3.The Anticipated Difficulties and Future Development
Fornmal variation is an important characteristic of archaic Chinese characters–it is a common phenomenon before the Qin dynasty unified the writing system. The position and the number of the particles (部件) vary (The structural units of a Chinese character are called particles.) . Here is an instance. In Corpus of Shang-Zhou Bronze Inscription, the word "bao 寶" appears about 3,000 times and there are about 40 different ways to write it (See Figure 2.) . To represent a bao character of a chapetr of bronze inscription is a great headache for students of Chinese antiquities. In the past, there were five different ways to solve the problem of a missing character (缺字): use black dot (e.g. ● ) ) to represent a missing character, leave it blank and use handwriting on printouts, create personal font sets of missing characters, adding or omitting particles (e.g. 吉加吉=「」) ) on system font characters, and using a paint software to draw a missing character.
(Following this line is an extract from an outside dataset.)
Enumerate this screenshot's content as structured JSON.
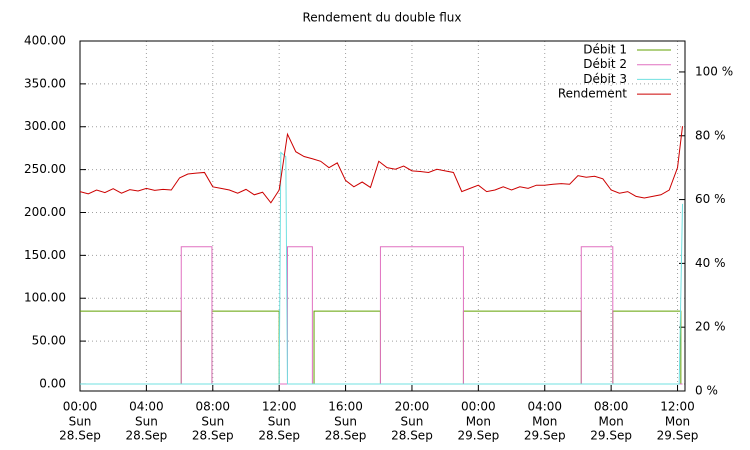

Figure 2. There are different ways to write 寶 in Corpus of Shang-Zhou Bronze Inscription

The Chinese Document Processing Laboratory (CDPL) under the Institute of Information Science of Academia Sinica in the "Intelligent Character Encoding(智慧型文字編碼) Project" developes a new tool to deal with the missing characters. With the particles (in a normal font set or additional particle set) and signs signifying the position of the particle in a compound character (ie. the missing character), a missing character will be constructed automatically by a software. Users can browse and search missing character in a regular internet environment and use Microsoft Offices as editors for missing characters. In addition, the CDPL provides "Glyph Database User Interface ( GDUI, "Glyph Database User Interface" (漢字構形資料庫操作界面)", which provides users the access to materials such as Xiao Zhuan (standardlized seal script) and database of missing characters. Incorporated with CDPL, LBB also tries to display missing bronze inscription characters through Intelligent Character Encoding system. Representing the bronze inscription characters is a completely different problem from that of representing Xiao Zhuan characters. The same character in Xiao Zhuan or in later Chinese is represented differently in different chapters of bronze inscriptions, meaning one character has more than one logograph in bronze inscription font (or fonts). However, the same analytical method can be used to analyze bronze inscription characters, because the principle of character construction is the same for both later Chinese characters and bronze inscription characters. Most of the bronze inscription characters can be analyzed and represented as particles and relational signs with the addition of some new particles. There will be a small number of characters on which only part of the character is recognizable. In GDUI, the recognizable part will be used as particle, and as a mean to find the character. Finally, there are characters which are completely unrecognizable. The only way to fond these character is looking for the appendix which will includes all uncognizable characters arranged by the number of strokes.
     LBB staff is willing to share the results of their laborious work with scholars around the world. The databases and tools developed by the team will shorten the time of research and make possible the access of pre–Qin for the general public.